Then, put the backplane in. Wait.

Step

This is how your server should now look at the interior. You can see the 8 SATA cables coming out of the cutouts at the bottom of the backplane, just along the two power connectors. Additionally, you can see the cables that will connect the drive LEDs to the RAID controller (the two gray cables).

Step

After you’ve waited long enough (see glue instructions), you can remove and re-insert your drives to check if everything is in order. This is how your empty drive slots should look like.

Step

Plug the power connectors and connect the SATA and LED cables to the RAID controller. Fire up your machine and check the drive status, and the drive LEDs. Remember that your drives are only cold-swappable, so you have to shut down your server before changing them.

Welcome to your new SATA-based storage server!

How to adjust the fan thresholds of a Dell PowerEdge

Adjusted lower critical thresholds for the fans of a PowerEdge 2800

Note: you MUST change your fans against slower, quieter ones to reduce the noise. The threshold adjustment discussed in this article only allows you to do so – without new fans, it’s useless!

Intro

In order to swap the fans on a Dell PowerEdge with slower, more quiet ones you have to adjust the lower critical threshold (LCR). If you don’t, the server’s firmware actually lowers the fan’s speed under it’s own LCR, panics, spins them back up a 100%, lowers them again etc. Very noisy, very annoying.

Previous, related posts:

This behavior is controlled by the BMC, an embedded management controller. You can configure many parameters of the BMC using the IPMI protocol. Unfortunately, the BMC’s firmware of a Dell PowerEdge does not allow to change the thresholds mentioned above. I contacted Dell support, and they refused to change the thresholds for such an old server.

So I had no choice but to change them myself. It took me quite a while to isolate the proper setting in the BMC’s firmware, the checksums etc. But I managed, and the server’s running now very quiet with adjusted thresholds.

Below, I explain how to adjust these thresholds with a python script I wrote. Note that you’ll need Python 2.6 in order to run the script.
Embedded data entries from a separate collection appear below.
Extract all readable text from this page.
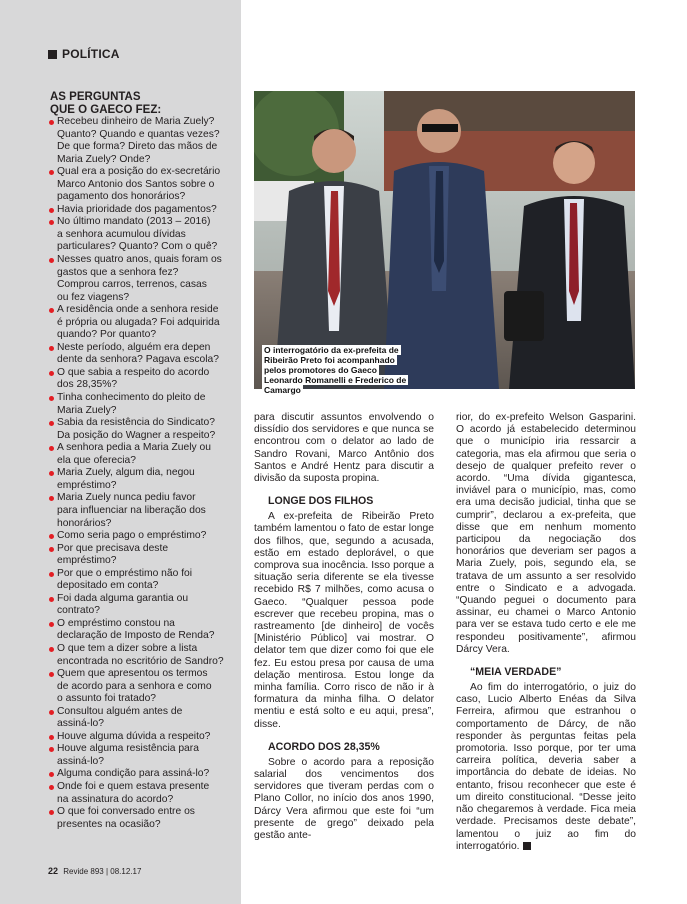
POLÍTICA
AS PERGUNTAS
QUE O GAECO FEZ:
Recebeu dinheiro de Maria Zuely?
Quanto? Quando e quantas vezes?
De que forma? Direto das mãos de
Maria Zuely? Onde?
Qual era a posição do ex-secretário
Marco Antonio dos Santos sobre o
pagamento dos honorários?
Havia prioridade dos pagamentos?
No último mandato (2013 – 2016)
a senhora acumulou dívidas
particulares? Quanto? Com o quê?
Nesses quatro anos, quais foram os
gastos que a senhora fez?
Comprou carros, terrenos, casas
ou fez viagens?
A residência onde a senhora reside
é própria ou alugada? Foi adquirida
quando? Por quanto?
Neste período, alguém era depen
dente da senhora? Pagava escola?
O que sabia a respeito do acordo
dos 28,35%?
Tinha conhecimento do pleito de
Maria Zuely?
Sabia da resistência do Sindicato?
Da posição do Wagner a respeito?
A senhora pedia a Maria Zuely ou
ela que oferecia?
Maria Zuely, algum dia, negou
empréstimo?
Maria Zuely nunca pediu favor
para influenciar na liberação dos
honorários?
Como seria pago o empréstimo?
Por que precisava deste
empréstimo?
Por que o empréstimo não foi
depositado em conta?
Foi dada alguma garantia ou
contrato?
O empréstimo constou na
declaração de Imposto de Renda?
O que tem a dizer sobre a lista
encontrada no escritório de Sandro?
Quem que apresentou os termos
de acordo para a senhora e como
o assunto foi tratado?
Consultou alguém antes de
assiná-lo?
Houve alguma dúvida a respeito?
Houve alguma resistência para
assiná-lo?
Alguma condição para assiná-lo?
Onde foi e quem estava presente
na assinatura do acordo?
O que foi conversado entre os
presentes na ocasião?
22 Revide 893 | 08.12.17
O interrogatório da ex-prefeita de Ribeirão Preto foi acompanhado pelos promotores do Gaeco Leonardo Romanelli e Frederico de Camargo

para discutir assuntos envolvendo o dissídio dos servidores e que nunca se encontrou com o delator ao lado de Sandro Rovani, Marco Antônio dos Santos e André Hentz para discutir a divisão da suposta propina.

LONGE DOS FILHOS

A ex-prefeita de Ribeirão Preto também lamentou o fato de estar longe dos filhos, que, segundo a acusada, estão em estado deplorável, o que comprova sua inocência. Isso porque a situação seria diferente se ela tivesse recebido R$ 7 milhões, como acusa o Gaeco. “Qualquer pessoa pode escrever que recebeu propina, mas o rastreamento [de dinheiro] de vocês [Ministério Público] vai mostrar. O delator tem que dizer como foi que ele fez. Eu estou presa por causa de uma delação mentirosa. Estou longe da minha família. Corro risco de não ir à formatura da minha filha. O delator mentiu e está solto e eu aqui, presa”, disse.

ACORDO DOS 28,35%

Sobre o acordo para a reposição salarial dos vencimentos dos servidores que tiveram perdas com o Plano Collor, no início dos anos 1990, Dárcy Vera afirmou que este foi “um presente de grego” deixado pela gestão ante-

rior, do ex-prefeito Welson Gasparini. O acordo já estabelecido determinou que o município iria ressarcir a categoria, mas ela afirmou que seria o desejo de qualquer prefeito rever o acordo. “Uma dívida gigantesca, inviável para o município, mas, como era uma decisão judicial, tinha que se cumprir”, declarou a ex-prefeita, que disse que em nenhum momento participou da negociação dos honorários que deveriam ser pagos a Maria Zuely, pois, segundo ela, se tratava de um assunto a ser resolvido entre o Sindicato e a advogada. “Quando peguei o documento para assinar, eu chamei o Marco Antonio para ver se estava tudo certo e ele me respondeu positivamente”, afirmou Dárcy Vera.

“MEIA VERDADE”

Ao fim do interrogatório, o juiz do caso, Lucio Alberto Enéas da Silva Ferreira, afirmou que estranhou o comportamento de Dárcy, de não responder às perguntas feitas pela promotoria. Isso porque, por ter uma carreira política, deveria saber a importância do debate de ideias. No entanto, frisou reconhecer que este é um direito constitucional. “Desse jeito não chegaremos à verdade. Fica meia verdade. Precisamos deste debate”, lamentou o juiz ao fim do interrogatório.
In case someone is interested I can also write up how I did it, but this is for another post.

Update: I created a project page for my server.

The result

First, here’s the result: my PowerEdge 2800 with swapped fans and patched fan thresholds.

This has been recorded with my laptop, 10cm/4in in front of the server. The system is now more silent than my desktop!

Prerequisites

I assume that you have a sufficiently recent Linux distribution up and running, with python installed and IPMI set up. If you don’t, have a look at this article that explains how to get a recent Ubuntu version running (without installing anything on your harddisk!).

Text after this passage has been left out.